Do you know the signs?

Suicide Awareness, it’s for everyone to know the signs

You have heard the stories on the news, all over social media and through shared views on the internet. Everyone wondering why a child that life has so much more to live would choose to end their young life. The parents are in disbelief as to why their child didn’t come talk to them, teachers talk about how they notice a change in the child but never took the time to check on them or the friends who say “ I just talked to them and they were fine”. Depression present differently in each individual and children are not different in this aspect. Do you know the signs of depression or a person that is contemplating suicide? This blog will keep you aware of the signs of suicide and provide education on the “Zero Suicide” framework that works to create how to deal with individuals with suicidal thoughts safely.

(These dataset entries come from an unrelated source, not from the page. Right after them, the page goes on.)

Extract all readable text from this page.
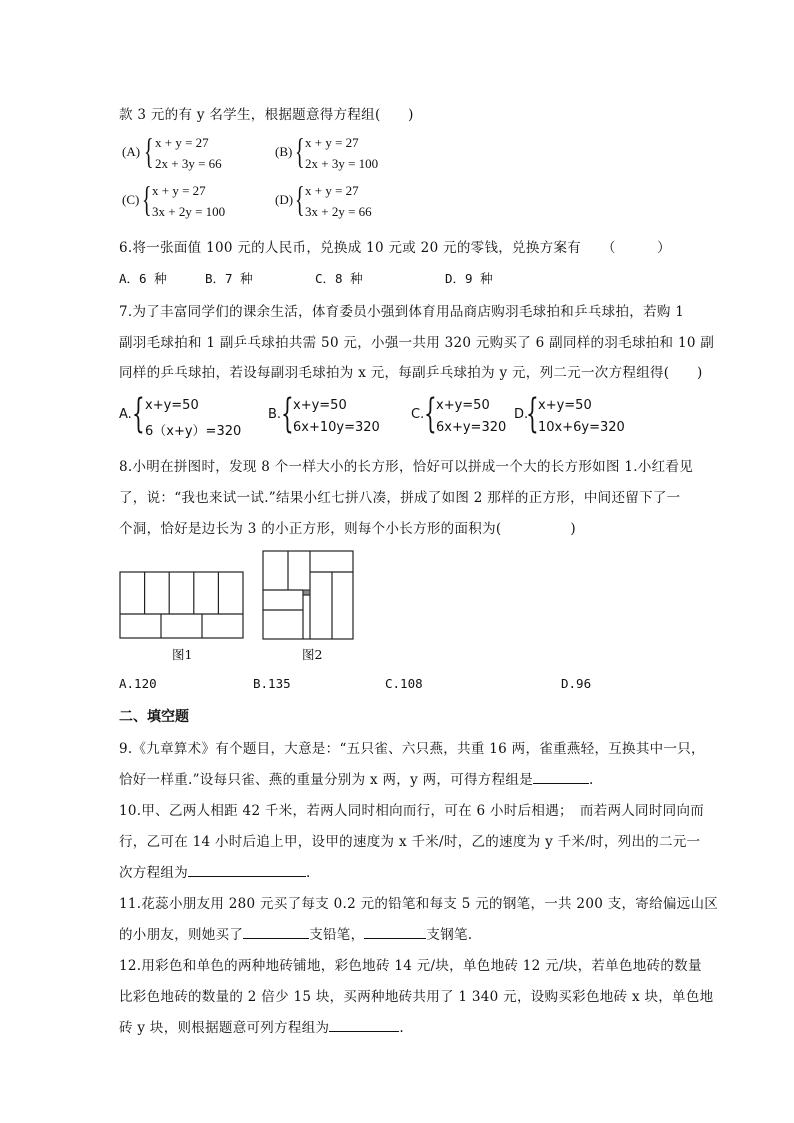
款 3 元的有 y 名学生，根据题意得方程组(　　)
(A) { x + y = 27
2x + 3y = 66
(B) { x + y = 27
2x + 3y = 100
(C) { x + y = 27
3x + 2y = 100
(D) { x + y = 27
3x + 2y = 66
6.将一张面值 100 元的人民币，兑换成 10 元或 20 元的零钱，兑换方案有　　（　　　）
A．6 种	B．7 种	C．8 种	D．9 种
7.为了丰富同学们的课余生活，体育委员小强到体育用品商店购羽毛球拍和乒乓球拍，若购 1
副羽毛球拍和 1 副乒乓球拍共需 50 元，小强一共用 320 元购买了 6 副同样的羽毛球拍和 10 副
同样的乒乓球拍，若设每副羽毛球拍为 x 元，每副乒乓球拍为 y 元，列二元一次方程组得(　　)
A. { x+y=50
6（x+y）=320
B. { x+y=50
6x+10y=320
C. { x+y=50
6x+y=320
D.
{ x+y=50
10x+6y=320
8.小明在拼图时，发现 8 个一样大小的长方形，恰好可以拼成一个大的长方形如图 1.小红看见
了，说：“我也来试一试.”结果小红七拼八凑，拼成了如图 2 那样的正方形，中间还留下了一
个洞，恰好是边长为 3 的小正方形，则每个小长方形的面积为(　　　　　)
图1	图2
A.120	B.135	C.108	D.96
二、填空题
9.《九章算术》有个题目，大意是：“五只雀、六只燕，共重 16 两，雀重燕轻，互换其中一只，
恰好一样重.”设每只雀、燕的重量分别为 x 两，y 两，可得方程组是	.
10.甲、乙两人相距 42 千米，若两人同时相向而行，可在 6 小时后相遇；　而若两人同时同向而
行，乙可在 14 小时后追上甲，设甲的速度为 x 千米/时，乙的速度为 y 千米/时，列出的二元一
次方程组为	.
11.花蕊小朋友用 280 元买了每支 0.2 元的铅笔和每支 5 元的钢笔，一共 200 支，寄给偏远山区
的小朋友，则她买了	支铅笔，	支钢笔.
12.用彩色和单色的两种地砖铺地，彩色地砖 14 元/块，单色地砖 12 元/块，若单色地砖的数量
比彩色地砖的数量的 2 倍少 15 块，买两种地砖共用了 1 340 元，设购买彩色地砖 x 块，单色地
砖 y 块，则根据题意可列方程组为	.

Over the last 15 years I have worked in child and adolescent psychiatry as a psychiatric nurse, I have met some phenomenal patients that just want someone that will care or listen. In our busy lives of constant things to do we have forgot how to be there for other or check on those we love. Working with this population and hearing their stories has made this topic a part of my growth as a provider. The #Bethe1 initiative and Zero suicide framework as well as recent legislation to have the suicide hotline number changed to a three digit emergency line will push this blog and anyone that reads it into Child and Adolescent Suicide Awareness.

Introduction

My name is Latasha Freeman, I am currently a DNP student at ASU majoring in Psychiatric Mental Health Nursing Practice. My compassion for pediatrics combined with my love of psychiatry is what leads this blog. I have worked in child and adolescent psychiatry for over 15 years and recently have seen the uptrend of hard to treat suicidality in children. Not to mention the parents who are in disbelief that their child was feeling this way because they “have friends and play sports”, this blog will display awareness for suicidality in children and adolescents.